Les autorités turques estiment pour leur part que son meurtre a été ordonné « au plus haut niveau » par les autorités saoudiennes. Et un conseiller du président Recep Tayyip Erdogan a accusé Ryad de chercher à protéger les véritables commanditaires.

Le Washington Post, citant des sources informées, indique que les conclusions de la CIA s’appuient notamment sur une conversation téléphonique que l’ambassadeur d’Arabie à Washington, Khalid ben Salman, frère du prince héritier, a eu avec Khashoggi.

Lors de cette discussion, Khalid ben Salman, ajoute le quotidien, lui a dit journaliste de se rendre au consulat saoudien à Istanbul pour récupérer des documents et lui a assuré qu’il pourrait le faire en toute sécurité.

Des sources informées de cet appel ont dit au Post qu’elles ignoraient si Khalid savait que Khashoggi allait être tué.

L’ambassadeur saoudien à Washington a déclaré pour sa part que son dernier contact avec le journaliste était un SMS daté du 26 octobre 2017, près d’un an avant sa mort. « Je ne lui ai jamais parlé par téléphone et je ne lui ai certainement pas suggéré d’aller en Turquie, sans raison.

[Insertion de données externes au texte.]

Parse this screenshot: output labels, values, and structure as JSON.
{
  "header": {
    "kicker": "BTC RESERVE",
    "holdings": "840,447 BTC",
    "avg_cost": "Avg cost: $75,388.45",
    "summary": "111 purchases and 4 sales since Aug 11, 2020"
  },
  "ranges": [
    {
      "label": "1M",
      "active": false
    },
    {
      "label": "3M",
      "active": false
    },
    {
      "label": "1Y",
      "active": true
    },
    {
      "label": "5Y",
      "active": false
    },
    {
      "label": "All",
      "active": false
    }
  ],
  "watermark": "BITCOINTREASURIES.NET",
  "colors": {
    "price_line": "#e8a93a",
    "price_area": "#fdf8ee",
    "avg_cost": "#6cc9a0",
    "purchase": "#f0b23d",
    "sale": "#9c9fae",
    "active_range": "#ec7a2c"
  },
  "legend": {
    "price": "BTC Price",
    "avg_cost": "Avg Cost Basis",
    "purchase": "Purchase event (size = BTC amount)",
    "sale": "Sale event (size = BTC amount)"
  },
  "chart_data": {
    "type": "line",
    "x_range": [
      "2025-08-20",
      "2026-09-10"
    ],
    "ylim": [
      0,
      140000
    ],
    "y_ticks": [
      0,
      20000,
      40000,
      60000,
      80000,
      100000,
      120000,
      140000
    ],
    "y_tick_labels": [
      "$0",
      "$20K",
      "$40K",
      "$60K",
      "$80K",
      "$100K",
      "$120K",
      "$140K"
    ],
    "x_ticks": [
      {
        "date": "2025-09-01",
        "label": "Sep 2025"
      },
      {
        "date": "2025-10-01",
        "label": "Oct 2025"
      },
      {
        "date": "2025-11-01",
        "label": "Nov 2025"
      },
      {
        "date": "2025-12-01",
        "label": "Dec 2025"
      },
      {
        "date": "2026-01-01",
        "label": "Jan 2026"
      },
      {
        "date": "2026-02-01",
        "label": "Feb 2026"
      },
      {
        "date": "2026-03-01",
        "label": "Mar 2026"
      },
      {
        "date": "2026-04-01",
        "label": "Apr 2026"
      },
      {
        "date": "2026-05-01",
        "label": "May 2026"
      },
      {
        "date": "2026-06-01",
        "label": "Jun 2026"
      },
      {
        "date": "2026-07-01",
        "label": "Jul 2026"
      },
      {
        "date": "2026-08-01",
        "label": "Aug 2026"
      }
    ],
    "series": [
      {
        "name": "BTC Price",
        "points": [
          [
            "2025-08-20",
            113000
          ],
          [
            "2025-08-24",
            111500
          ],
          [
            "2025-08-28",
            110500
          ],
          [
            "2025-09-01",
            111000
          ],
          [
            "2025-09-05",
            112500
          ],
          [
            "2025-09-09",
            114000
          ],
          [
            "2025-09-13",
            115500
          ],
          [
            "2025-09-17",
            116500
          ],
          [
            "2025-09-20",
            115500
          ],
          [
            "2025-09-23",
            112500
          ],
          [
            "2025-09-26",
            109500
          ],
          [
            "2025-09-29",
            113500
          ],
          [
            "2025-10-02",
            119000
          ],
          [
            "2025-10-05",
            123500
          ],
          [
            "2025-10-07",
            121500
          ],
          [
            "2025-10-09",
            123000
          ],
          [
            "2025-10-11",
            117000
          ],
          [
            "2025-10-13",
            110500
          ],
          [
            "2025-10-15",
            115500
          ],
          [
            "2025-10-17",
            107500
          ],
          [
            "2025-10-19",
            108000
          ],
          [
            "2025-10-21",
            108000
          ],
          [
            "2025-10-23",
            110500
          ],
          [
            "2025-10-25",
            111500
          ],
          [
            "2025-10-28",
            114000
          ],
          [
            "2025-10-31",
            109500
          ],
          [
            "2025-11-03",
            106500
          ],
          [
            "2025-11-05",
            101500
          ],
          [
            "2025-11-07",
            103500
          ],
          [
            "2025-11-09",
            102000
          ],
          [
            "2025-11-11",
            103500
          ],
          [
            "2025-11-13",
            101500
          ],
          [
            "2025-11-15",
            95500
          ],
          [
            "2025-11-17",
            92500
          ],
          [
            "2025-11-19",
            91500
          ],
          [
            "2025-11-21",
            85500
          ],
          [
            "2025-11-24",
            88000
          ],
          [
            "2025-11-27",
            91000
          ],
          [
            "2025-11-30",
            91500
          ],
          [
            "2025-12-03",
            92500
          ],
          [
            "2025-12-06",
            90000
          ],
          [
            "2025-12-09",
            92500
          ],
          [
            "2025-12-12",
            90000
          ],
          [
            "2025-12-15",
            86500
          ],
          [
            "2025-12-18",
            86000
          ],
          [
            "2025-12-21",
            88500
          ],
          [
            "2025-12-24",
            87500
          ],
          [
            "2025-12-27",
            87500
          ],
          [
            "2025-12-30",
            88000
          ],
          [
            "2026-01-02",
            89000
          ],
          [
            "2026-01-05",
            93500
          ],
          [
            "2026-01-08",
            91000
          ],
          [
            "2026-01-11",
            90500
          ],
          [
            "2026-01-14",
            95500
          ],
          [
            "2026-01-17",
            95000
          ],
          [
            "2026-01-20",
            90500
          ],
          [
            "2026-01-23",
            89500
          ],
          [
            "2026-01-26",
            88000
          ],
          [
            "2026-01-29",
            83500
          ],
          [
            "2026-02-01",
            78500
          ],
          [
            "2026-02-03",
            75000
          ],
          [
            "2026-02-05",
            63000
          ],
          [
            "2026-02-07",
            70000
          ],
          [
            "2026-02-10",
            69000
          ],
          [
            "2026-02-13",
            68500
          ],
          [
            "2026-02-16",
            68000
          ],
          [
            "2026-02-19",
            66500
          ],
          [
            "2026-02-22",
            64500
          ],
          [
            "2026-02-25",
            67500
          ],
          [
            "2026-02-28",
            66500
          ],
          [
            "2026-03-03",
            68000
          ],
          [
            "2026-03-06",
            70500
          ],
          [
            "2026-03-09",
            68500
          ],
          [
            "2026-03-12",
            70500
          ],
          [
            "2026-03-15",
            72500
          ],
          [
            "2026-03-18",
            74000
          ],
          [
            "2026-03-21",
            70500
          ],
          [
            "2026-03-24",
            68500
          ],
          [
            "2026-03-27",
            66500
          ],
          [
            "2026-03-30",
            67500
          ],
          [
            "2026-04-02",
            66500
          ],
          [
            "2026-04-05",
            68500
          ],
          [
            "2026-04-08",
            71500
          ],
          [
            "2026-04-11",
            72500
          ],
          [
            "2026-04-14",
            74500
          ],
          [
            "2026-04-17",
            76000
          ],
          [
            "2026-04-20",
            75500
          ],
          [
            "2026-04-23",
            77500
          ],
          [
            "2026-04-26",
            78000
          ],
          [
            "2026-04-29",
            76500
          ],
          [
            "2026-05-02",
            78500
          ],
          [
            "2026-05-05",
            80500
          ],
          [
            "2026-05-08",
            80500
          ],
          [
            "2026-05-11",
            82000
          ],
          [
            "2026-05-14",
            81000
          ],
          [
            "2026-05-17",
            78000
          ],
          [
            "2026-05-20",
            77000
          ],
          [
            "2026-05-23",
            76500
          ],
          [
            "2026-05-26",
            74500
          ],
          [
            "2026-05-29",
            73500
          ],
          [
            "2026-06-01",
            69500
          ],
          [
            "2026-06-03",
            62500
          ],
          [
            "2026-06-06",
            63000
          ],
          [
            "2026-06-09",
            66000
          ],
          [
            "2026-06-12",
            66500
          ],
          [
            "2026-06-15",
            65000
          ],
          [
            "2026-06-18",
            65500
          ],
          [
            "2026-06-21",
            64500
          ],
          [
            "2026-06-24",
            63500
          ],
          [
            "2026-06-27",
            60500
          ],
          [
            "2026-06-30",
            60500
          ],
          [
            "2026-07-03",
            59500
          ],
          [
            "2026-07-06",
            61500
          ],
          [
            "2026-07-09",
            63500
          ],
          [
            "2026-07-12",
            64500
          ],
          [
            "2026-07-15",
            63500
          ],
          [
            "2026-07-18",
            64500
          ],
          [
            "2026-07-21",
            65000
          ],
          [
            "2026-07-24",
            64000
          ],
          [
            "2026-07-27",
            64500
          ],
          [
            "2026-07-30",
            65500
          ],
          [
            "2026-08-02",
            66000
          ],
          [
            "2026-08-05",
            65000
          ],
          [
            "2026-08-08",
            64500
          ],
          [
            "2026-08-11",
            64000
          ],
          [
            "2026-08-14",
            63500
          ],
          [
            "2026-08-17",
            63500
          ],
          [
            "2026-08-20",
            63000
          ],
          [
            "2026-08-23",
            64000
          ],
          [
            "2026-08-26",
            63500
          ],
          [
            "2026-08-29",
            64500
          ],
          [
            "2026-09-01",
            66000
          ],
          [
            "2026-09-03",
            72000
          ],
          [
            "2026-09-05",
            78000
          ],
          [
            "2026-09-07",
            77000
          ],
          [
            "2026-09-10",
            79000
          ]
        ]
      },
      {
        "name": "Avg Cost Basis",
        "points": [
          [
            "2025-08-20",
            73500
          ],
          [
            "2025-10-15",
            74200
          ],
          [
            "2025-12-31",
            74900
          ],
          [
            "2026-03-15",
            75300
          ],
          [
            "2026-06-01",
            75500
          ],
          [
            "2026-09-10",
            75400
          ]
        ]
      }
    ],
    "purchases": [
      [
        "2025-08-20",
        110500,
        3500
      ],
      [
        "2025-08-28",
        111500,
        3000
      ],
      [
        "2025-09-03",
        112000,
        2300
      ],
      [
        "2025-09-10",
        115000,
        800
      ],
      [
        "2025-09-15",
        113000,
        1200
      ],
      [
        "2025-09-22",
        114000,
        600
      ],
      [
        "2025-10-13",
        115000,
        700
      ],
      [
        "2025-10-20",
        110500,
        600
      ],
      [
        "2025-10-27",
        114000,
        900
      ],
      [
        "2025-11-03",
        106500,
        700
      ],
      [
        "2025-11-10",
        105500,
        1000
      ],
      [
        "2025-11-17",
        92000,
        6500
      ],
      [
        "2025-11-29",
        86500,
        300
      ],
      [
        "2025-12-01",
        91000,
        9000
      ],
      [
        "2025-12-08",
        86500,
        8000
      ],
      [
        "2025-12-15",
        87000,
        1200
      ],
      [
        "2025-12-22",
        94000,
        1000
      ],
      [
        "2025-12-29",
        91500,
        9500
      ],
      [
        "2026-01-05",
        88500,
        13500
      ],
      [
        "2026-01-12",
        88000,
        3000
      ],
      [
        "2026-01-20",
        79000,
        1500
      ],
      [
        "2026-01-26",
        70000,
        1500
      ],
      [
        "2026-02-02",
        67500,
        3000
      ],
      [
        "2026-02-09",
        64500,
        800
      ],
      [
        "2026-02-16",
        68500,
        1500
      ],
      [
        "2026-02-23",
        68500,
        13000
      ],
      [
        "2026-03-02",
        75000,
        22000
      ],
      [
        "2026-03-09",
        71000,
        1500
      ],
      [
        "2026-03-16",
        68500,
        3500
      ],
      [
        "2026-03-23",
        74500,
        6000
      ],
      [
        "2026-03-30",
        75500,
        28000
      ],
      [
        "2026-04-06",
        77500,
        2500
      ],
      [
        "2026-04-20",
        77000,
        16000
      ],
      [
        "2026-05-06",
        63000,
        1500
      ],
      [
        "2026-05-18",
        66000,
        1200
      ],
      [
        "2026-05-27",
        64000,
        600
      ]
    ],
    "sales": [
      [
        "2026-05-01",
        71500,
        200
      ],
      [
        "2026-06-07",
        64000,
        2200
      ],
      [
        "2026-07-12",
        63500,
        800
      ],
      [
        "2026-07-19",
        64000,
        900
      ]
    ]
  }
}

J’ai demandé au gouvernement américain de publier des informations allant en ce sens », écrit Khalid ben Salman sur Twitter.

D’après le Washington Post, la CIA a également examiné un appel passé depuis le consulat d’Istanbul après la mort de Khashoggi par Maher Mutreb, un responsable de la sécurité souvent vu au côté du prince héritier, à Saoud al Qahtani, le conseiller de MBS. Au cours de cette conversation, Mutreb a informé Qahtani que l’opération avait été menée à son terme. L’agence Reuters avait révélé fin octobre que Qahtani avait eu un contact par Skype avec les Saoudiens présents au consulat.